In our case, the episode makes it clear that the logic of tefilla is beyond human comprehension, and we are left on our own to devise what tefilla we think might be most effective. Our choice of words might be inelegant or even primitive, but whatever approach we use, whether it is a request for consideration of the secondary consequences of enforcing judgment, or a prayer for a second chance, or we simply ask for a gift of clemency, the essence of tefilla as taught to Avraham Avinu is the appeal to Hashem's mercy. Avraham Avinu had a hava amina that tefilla would be of no avail where a gzeira was a well-deserved judgment for terrible sins. Hashem told him that even where you can’t come up with a good argument, Tefilla is a powerful tool that can change reality- Middas Hadin to Middas Harachamim, and, ultimately, barren old age to fresh and fruitful youth.

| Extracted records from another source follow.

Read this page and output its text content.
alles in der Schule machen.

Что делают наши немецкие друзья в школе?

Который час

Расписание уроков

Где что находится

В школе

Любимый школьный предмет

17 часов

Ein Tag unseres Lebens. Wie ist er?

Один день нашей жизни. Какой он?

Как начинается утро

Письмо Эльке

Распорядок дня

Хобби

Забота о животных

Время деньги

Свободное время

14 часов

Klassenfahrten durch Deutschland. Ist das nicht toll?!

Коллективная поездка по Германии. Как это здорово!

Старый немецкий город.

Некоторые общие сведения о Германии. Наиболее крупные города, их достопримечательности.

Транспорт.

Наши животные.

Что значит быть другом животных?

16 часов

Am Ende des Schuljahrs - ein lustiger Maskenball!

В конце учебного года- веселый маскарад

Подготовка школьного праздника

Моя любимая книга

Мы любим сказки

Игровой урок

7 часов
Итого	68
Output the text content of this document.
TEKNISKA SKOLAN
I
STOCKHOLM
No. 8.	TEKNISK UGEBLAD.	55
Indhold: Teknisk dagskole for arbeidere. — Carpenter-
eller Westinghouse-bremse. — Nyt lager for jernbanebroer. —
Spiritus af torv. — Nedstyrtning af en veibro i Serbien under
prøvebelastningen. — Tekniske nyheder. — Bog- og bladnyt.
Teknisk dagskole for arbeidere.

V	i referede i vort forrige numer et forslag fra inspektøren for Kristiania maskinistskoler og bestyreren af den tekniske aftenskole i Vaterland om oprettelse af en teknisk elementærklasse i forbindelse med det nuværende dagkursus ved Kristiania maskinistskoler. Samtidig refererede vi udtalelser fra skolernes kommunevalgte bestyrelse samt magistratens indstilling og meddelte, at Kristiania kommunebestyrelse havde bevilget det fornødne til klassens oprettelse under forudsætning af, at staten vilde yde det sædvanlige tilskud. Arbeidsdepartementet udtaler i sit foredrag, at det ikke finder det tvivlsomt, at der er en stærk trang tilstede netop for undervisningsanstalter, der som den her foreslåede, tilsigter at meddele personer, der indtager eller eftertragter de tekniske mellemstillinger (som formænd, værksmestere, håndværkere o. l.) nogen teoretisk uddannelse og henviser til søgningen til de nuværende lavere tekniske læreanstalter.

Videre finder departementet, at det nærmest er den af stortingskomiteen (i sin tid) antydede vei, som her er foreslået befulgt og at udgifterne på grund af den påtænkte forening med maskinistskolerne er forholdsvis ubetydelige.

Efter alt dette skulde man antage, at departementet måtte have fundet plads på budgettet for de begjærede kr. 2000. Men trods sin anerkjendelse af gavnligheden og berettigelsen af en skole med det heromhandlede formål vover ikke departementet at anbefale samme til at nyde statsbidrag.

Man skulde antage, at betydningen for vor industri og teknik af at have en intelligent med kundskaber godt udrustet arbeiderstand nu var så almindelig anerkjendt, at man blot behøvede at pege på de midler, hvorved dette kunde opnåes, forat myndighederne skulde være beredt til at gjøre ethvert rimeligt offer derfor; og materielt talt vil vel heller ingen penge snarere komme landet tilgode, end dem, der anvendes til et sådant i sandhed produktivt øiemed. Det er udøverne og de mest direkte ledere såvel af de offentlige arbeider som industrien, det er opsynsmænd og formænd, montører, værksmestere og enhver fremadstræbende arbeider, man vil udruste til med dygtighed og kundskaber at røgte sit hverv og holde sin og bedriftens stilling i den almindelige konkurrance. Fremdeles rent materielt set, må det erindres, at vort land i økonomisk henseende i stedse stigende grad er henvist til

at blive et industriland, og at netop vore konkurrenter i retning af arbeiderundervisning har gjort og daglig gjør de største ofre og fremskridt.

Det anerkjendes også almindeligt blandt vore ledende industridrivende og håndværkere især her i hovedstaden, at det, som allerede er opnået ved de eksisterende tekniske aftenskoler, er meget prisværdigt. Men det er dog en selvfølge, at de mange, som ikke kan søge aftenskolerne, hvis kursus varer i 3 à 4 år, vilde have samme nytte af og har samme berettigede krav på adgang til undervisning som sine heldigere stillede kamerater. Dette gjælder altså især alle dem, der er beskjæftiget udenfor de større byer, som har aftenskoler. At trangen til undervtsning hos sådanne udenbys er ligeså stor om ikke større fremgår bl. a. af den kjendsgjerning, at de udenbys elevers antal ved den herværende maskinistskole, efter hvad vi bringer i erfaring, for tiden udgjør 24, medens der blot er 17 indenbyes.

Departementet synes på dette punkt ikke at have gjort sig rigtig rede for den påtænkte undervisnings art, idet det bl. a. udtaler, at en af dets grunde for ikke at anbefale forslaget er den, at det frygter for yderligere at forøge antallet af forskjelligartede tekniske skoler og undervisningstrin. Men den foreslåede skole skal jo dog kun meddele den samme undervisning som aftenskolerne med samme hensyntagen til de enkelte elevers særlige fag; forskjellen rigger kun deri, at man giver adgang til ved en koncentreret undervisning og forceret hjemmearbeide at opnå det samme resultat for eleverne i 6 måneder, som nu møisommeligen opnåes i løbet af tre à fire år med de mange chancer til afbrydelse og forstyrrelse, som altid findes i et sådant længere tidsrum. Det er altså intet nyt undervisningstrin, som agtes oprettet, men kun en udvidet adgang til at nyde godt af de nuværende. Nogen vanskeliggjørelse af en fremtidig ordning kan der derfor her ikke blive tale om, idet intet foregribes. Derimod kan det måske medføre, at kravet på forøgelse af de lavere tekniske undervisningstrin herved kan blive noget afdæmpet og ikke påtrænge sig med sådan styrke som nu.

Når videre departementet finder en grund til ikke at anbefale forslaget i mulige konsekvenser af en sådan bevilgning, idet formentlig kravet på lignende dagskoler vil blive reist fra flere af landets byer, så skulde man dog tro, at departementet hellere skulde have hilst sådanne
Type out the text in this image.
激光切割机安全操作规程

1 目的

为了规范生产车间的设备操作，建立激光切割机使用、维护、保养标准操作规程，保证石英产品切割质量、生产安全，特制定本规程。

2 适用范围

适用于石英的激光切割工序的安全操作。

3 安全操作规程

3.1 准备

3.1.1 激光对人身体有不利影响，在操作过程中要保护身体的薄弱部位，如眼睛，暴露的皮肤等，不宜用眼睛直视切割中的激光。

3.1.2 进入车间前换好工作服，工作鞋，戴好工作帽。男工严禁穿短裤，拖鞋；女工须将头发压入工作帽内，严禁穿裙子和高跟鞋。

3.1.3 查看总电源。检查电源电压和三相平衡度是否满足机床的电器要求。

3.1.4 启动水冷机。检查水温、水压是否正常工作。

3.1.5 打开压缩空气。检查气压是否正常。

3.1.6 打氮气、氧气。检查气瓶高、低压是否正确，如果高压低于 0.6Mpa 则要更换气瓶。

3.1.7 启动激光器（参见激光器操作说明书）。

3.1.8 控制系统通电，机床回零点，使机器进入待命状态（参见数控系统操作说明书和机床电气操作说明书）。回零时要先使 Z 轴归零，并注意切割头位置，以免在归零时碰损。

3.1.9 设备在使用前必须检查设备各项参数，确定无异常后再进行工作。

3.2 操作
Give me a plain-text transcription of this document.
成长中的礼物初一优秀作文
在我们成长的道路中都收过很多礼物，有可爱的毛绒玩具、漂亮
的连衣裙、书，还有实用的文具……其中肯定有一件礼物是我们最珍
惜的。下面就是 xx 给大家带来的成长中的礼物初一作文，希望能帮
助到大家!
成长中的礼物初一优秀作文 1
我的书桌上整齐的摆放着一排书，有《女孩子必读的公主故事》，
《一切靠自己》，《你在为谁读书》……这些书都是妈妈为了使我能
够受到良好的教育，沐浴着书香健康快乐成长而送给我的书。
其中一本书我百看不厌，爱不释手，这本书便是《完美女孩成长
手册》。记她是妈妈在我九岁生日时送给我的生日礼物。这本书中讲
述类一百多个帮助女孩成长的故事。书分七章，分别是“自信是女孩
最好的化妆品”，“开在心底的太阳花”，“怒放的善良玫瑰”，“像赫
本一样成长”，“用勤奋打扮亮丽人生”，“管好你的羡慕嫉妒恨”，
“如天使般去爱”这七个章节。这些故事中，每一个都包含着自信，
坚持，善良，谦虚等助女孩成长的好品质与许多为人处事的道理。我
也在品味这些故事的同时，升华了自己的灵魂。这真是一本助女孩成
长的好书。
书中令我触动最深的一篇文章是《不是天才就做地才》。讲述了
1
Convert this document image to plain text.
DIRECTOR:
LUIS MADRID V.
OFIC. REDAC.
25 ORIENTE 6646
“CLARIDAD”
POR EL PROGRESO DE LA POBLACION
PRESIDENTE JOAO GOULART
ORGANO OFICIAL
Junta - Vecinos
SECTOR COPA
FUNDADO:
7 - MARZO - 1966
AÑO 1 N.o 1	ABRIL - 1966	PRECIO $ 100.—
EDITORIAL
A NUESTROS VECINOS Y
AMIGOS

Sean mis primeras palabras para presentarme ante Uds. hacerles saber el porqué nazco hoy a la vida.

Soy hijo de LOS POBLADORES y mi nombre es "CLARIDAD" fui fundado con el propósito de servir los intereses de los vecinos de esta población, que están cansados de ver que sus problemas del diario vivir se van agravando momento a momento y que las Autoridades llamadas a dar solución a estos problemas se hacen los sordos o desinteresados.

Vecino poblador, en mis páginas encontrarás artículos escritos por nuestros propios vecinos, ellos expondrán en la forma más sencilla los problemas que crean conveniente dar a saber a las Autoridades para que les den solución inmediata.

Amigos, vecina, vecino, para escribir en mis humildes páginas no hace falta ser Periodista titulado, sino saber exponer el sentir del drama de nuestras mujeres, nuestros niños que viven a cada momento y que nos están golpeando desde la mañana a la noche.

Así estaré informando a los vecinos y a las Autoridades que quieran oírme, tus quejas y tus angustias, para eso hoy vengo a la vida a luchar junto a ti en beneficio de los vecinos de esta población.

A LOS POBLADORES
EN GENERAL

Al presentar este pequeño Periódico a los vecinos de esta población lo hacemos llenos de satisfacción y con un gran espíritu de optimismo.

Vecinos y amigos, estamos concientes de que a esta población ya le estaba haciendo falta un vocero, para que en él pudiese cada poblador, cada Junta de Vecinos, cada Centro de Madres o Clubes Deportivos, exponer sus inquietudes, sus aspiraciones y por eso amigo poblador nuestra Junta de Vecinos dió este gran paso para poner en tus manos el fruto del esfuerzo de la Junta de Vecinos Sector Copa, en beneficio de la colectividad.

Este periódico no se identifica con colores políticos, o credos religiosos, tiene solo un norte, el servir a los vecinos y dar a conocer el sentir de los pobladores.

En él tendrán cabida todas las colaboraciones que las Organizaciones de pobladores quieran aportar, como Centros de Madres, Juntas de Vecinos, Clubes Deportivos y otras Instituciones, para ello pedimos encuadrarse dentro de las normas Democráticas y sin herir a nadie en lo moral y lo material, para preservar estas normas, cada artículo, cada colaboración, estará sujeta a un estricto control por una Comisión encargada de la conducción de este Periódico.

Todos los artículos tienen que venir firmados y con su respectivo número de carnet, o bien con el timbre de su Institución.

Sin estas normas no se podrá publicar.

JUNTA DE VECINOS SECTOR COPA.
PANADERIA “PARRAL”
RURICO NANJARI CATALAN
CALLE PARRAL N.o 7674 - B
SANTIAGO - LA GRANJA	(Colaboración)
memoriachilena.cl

Unfortunately, some people read the story and remain with the Hava Amina.
Here is another interesting example. Julian the Apostate, the last non-Christian Roman emperor, planned to allow the Jews to rebuild the Beis Hamikdash, but delayed putting his plan into effect until he finished a military campaign against Iran. He was mortally wounded during that war and died before he could carry out his plan. Julian was named The Apostate by the Christians for his rejection of Christian belief. He wouldn't count for a minyan, but he seems to have been, for a Roman Emperor, a pretty decent person. Julian recorded some thoughts about the Bible, and his comment about the Bris Bein Habesarim is fascinating; he writes that the reason Avraham Avinu cut the animals in half was so he could divine the future by examining their entrails, and that he was told to go outside and look at the stars so that he could foretell the future by his Astrology. How ironic! Although we know that Avraham Avinu was at one time respected for his prognostications (Bava Basra 16b), this episode is, for us, the source for the idea of Ein Mazal L’yisrael (Nedarim 32a and Shabbos 156a), that astrology is utterly insignificant for the servants of Hashem, and poor Julian saw the opposite.